Objective: Transform plasmids into DH5α
Method: Follow competent cell transformation protocol to transform the following:
From our ligations:

• pLacI-sRBS-Lumazine-dT
  
• pLacI-sRBS-Lumazine-dT
  
• mms6 (A6)
  
• mms6 (B6)
  
• xylE (C4)
  
• xylE (B4)
  

From the 2010 Parts Distribution:

• ECFP (Bba_E0020)
  
• EYFP (Bba_E0030)
  
• BglII Endonuclease (Bba_K112106)
  

June 2/2010

(In Lab: JV)

Objective: Isolate plasmid DNA (BBa_J33204) from DH5α cells and confirm results.

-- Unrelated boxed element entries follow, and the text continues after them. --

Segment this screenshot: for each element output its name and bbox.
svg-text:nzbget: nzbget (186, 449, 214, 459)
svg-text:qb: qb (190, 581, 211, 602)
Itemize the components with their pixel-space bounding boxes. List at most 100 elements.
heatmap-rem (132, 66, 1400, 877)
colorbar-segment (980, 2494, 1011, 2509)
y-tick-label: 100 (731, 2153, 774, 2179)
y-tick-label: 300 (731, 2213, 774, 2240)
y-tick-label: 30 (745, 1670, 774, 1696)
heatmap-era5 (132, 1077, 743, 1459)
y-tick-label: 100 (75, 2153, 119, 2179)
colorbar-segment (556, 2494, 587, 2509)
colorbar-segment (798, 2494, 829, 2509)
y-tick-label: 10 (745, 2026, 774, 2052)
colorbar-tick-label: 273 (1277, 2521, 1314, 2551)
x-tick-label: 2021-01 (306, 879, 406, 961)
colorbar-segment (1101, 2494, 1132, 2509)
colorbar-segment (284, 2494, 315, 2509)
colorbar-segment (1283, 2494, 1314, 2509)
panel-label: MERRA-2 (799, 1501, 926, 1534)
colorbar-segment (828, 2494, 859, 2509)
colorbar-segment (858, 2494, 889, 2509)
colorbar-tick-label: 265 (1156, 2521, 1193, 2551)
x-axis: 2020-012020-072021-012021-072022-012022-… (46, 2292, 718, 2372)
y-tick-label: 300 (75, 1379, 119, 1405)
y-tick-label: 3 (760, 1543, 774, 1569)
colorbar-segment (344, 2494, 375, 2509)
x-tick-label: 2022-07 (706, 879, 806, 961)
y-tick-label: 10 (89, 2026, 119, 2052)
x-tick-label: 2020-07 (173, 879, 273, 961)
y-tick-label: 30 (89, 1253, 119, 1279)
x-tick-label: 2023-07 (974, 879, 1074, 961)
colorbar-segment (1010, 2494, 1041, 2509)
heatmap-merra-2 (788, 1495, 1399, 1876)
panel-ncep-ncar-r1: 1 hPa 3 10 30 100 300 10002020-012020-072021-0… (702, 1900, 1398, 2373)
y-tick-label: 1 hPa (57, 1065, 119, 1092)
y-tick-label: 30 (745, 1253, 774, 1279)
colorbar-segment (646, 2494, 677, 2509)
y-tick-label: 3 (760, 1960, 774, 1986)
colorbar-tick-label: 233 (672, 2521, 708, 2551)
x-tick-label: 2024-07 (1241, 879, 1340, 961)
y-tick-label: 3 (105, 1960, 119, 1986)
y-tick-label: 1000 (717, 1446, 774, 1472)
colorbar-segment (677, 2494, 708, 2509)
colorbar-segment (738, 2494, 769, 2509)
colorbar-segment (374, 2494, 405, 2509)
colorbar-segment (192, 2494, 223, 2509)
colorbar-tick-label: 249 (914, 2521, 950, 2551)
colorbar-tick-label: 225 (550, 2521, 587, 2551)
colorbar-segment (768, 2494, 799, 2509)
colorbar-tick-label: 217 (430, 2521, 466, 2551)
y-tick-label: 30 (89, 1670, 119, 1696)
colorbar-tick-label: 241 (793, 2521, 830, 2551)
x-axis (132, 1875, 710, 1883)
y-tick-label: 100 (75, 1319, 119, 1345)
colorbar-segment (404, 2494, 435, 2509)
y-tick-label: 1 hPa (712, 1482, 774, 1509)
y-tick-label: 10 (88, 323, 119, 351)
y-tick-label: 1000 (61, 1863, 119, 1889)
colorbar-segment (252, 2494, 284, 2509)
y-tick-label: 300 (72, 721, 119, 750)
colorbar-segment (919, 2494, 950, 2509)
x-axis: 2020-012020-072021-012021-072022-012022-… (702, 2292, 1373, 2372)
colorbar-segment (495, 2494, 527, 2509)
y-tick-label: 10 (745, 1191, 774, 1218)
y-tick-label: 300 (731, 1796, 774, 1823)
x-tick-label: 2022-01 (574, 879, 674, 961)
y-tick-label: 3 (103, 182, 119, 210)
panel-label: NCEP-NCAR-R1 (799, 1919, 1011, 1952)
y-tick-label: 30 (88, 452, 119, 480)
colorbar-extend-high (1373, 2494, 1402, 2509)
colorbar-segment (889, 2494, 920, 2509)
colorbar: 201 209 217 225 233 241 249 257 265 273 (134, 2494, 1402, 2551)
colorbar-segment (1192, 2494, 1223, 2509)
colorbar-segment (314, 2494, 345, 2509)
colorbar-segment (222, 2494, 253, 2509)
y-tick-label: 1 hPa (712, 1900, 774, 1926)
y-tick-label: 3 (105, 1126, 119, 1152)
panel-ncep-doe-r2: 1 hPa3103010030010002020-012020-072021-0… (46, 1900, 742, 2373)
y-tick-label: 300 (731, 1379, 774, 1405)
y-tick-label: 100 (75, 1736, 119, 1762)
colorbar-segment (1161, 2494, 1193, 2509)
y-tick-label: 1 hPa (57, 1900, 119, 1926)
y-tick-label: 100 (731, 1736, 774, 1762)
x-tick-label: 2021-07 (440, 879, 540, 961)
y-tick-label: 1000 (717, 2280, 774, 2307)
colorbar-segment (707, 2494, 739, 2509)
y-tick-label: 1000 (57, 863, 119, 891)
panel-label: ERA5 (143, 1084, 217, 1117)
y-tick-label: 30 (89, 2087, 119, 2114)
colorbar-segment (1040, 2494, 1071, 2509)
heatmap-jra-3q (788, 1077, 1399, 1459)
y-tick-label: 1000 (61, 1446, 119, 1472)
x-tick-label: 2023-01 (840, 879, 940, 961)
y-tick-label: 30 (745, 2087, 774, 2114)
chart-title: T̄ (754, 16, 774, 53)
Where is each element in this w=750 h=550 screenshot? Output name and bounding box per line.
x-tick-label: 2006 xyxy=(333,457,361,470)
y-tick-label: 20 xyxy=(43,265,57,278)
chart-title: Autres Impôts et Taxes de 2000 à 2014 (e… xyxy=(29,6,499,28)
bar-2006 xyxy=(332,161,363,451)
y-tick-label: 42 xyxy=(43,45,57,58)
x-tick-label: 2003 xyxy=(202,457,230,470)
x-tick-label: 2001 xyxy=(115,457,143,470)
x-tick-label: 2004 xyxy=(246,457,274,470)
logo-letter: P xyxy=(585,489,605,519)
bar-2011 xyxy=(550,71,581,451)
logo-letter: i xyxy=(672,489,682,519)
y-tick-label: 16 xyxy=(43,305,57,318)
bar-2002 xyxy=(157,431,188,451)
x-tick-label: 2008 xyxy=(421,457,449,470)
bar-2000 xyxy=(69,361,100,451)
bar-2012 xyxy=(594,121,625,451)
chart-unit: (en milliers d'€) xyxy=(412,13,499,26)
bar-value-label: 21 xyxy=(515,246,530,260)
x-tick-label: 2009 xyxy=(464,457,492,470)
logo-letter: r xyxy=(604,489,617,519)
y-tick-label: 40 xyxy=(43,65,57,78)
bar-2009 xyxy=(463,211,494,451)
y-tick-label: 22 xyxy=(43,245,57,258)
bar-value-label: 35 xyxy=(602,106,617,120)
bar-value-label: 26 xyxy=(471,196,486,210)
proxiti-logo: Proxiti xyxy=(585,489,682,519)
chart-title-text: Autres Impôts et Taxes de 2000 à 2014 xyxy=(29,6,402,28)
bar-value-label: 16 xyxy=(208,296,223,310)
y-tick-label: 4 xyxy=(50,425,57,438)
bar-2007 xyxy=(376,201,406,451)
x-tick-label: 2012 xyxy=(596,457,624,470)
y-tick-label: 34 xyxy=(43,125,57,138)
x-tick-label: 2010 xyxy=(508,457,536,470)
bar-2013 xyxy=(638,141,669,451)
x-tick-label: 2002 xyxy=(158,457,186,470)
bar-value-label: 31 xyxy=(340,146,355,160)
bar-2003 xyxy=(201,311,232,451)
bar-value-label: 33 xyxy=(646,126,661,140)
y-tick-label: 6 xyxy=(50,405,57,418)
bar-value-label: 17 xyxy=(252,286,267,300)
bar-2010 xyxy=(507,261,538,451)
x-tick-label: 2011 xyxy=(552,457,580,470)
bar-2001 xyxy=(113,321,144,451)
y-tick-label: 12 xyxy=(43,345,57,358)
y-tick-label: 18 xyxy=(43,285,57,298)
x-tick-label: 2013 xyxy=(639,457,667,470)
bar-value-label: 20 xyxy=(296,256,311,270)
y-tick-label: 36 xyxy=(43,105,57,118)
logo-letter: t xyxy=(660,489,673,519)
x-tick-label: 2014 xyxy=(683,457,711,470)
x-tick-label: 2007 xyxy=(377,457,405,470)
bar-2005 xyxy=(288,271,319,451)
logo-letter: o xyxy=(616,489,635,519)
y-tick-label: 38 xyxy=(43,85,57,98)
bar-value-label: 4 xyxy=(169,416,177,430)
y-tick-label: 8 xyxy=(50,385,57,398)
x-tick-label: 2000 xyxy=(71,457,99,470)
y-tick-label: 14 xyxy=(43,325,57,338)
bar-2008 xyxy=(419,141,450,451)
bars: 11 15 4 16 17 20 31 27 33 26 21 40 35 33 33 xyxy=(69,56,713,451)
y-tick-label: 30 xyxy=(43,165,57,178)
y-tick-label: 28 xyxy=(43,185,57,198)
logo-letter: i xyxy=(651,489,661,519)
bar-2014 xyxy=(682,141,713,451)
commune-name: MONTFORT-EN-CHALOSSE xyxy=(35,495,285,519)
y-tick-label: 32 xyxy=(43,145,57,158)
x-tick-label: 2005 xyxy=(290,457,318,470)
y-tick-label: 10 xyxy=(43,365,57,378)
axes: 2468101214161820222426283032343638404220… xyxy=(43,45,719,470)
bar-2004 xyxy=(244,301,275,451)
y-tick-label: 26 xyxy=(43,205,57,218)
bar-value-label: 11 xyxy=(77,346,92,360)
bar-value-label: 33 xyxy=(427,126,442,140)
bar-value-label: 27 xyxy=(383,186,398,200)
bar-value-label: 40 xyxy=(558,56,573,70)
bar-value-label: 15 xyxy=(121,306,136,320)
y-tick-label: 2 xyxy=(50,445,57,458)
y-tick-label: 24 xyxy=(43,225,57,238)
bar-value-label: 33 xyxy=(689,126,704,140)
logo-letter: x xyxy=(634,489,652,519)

Method: "Mini-prep" the plasmid DNA using boiling lysis miniprep. Then restrict the DNA once and run on a 1% agarose gel (TAE).

Restriction Reaction

Ingredient	Volume(µL)
MilliQ H20 Water	15.75
Orange Buffer (10x)	2
pDNA (rbs-xylE)	2
EcoRI	0.25

Unrestricted Control

Ingredient	Volume(µL)
MilliQ H20 Water	16
Orange Buffer (10x)	2
pDNA (rbs-xylE)	2

I started ran the reaction for 80 minutes at 37^oC.

June 3/2010

Objective: Ligate pLacI to sRBS-Lum-dT using the three antibiotic assembly method (according to Tom Knight's protocol). Previous ligation had miniscule quantities of DNA in ligation, not surprising it didn't work.